Efficiently mobile in the future with plastics
The characteristics of plastics – being extremely flexible, highly resilient and yet very light – have boosted the career of plastics in many areas of application. Re-ducing weight in vehicles of all kinds also means savings in terms of cost, use of resources and emissions. It is not about rivaling conventional materials like met-als, explains Dr. Baumann, but about “combining the best of different material worlds”.
For years, plastics-based composite materials have been experiencing a boost in the car industry. Storage compartment lid, hood, sliding roof, brakes, attenuator, tie rod, hub cap, heating tubes, seat belts, driving belt, air filter, valve lid, ignition distributor cap, spark plug connector, connector strips, airbag, headrests, seat covers – approximately 2000 vehicle parts in body, chassis, motor electrics or interior features are today made from plastics or are based on plastics and the trend continues to increase. There are good reasons for this, as the following three examples show. Better functionality: an intake manifold made from synthetic material increases the efficiency of the motor by optimizing the flow properties. Fuel tanks made from plastics can be designed according to individual requirements, which not only reduces the weight of the vehicle, but the available room is also used efficiently and visually attractively. Mufflers made from synthetic material are approximately 13 kilograms lighter than conventional equivalents and only need 50 percent of their space. The waste gas pressure is reduced by half, which means a reduction of carbon dioxide emissions or an enhancement in horsepower. Brought to the point: savings of 0.2 liters fuel per 100 km, transferred to a German car fleet of 42 million cars, results in total savings of 8.4 million liters fuel per 100 kilometers driven. This makes both drivers and the environment happy.
The aviation industry, too, has learned to appreciate the added value of synthetic materials in terms of cost and fuel reduction.
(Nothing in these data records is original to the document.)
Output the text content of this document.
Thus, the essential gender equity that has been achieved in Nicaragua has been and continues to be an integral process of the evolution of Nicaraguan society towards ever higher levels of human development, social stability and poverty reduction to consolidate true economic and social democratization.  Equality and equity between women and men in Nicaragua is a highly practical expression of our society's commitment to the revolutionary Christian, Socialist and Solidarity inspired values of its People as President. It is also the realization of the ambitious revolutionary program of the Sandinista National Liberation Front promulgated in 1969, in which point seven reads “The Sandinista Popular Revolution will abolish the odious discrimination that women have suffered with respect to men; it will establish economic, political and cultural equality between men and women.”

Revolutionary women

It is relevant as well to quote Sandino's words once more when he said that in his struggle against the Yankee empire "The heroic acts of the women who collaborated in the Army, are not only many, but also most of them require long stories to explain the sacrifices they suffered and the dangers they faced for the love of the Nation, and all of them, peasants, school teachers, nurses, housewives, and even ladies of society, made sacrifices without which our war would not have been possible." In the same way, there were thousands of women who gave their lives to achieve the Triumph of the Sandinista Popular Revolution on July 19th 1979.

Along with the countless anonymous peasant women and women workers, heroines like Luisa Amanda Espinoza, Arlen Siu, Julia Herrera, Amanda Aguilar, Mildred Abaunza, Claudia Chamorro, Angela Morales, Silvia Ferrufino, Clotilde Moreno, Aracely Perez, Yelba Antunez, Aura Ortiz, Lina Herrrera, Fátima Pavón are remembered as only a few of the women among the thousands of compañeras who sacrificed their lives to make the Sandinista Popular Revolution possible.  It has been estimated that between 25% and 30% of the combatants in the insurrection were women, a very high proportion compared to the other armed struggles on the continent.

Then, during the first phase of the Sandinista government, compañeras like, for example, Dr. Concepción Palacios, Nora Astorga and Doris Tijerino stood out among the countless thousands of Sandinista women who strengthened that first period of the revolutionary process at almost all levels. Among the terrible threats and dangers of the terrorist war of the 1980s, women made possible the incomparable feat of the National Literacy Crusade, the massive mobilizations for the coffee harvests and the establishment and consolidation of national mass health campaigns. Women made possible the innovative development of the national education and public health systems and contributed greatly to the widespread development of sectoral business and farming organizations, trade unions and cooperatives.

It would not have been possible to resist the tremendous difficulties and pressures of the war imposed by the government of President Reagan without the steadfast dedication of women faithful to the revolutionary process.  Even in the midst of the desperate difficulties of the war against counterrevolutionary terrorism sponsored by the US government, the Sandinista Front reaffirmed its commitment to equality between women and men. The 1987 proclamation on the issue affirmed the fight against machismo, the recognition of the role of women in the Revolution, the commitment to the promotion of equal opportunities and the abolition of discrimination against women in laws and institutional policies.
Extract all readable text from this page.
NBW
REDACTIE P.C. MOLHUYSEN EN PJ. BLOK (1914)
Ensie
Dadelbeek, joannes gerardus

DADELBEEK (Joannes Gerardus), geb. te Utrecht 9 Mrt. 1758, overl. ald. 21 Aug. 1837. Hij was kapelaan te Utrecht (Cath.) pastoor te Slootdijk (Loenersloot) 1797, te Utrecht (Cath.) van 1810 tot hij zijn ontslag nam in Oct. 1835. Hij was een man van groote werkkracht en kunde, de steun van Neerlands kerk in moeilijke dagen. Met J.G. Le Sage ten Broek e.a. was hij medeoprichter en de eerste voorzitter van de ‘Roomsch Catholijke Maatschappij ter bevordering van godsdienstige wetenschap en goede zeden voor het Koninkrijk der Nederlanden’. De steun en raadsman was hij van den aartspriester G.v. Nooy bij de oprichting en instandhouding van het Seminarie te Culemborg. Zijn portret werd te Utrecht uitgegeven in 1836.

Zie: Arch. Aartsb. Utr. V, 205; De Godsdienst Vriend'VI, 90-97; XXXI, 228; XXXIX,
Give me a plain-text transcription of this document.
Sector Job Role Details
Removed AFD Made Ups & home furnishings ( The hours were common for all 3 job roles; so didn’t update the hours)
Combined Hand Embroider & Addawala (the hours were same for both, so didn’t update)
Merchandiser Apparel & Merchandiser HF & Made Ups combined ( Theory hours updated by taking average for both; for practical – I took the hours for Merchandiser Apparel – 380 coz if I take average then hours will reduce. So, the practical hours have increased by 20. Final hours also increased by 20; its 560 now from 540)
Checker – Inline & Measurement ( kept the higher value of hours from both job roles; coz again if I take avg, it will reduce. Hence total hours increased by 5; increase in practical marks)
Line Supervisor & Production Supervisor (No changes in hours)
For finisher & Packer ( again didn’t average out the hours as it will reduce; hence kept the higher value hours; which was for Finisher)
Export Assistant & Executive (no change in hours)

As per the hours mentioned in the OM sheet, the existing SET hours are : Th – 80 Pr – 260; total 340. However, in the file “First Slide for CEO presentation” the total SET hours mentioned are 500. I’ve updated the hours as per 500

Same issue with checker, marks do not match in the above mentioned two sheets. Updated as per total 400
For example, 25% of the Airbus A380 consists of plastics reinforced with carbon-fiber. The result: 15 percent less kerosene consumption. Airplane manufacturer Boeing goes even further: “The amount of synthetic materials of the Boeing 787 Dreamliner is already at 50 percent, which leads to considerably lower emissions of environmentally harmful gases during operation, says Dr. Baunemann.
Green energy needs plastics
Clean, environmentally friendly ways of producing energy also cannot get around polymer materials: “The rotors of wind turbines are made of plastics and synthetic materials are the base of commercial solar systems for energy production,” the managing director reports. Polymers furthermore play a central role in fuel cell technology.
By the way: even though the majority of all synthetic materials is still produced from crude oil and natural gas, renewable raw materials are increasingly utilized. Dr. Baunemann:”Fossil resources are simply too limited for the plastics industry to solely rely on them.” However, without plastics, says Dr. Rüdiger Baunemann, the future is not possible: “This is the material of the 21st century.”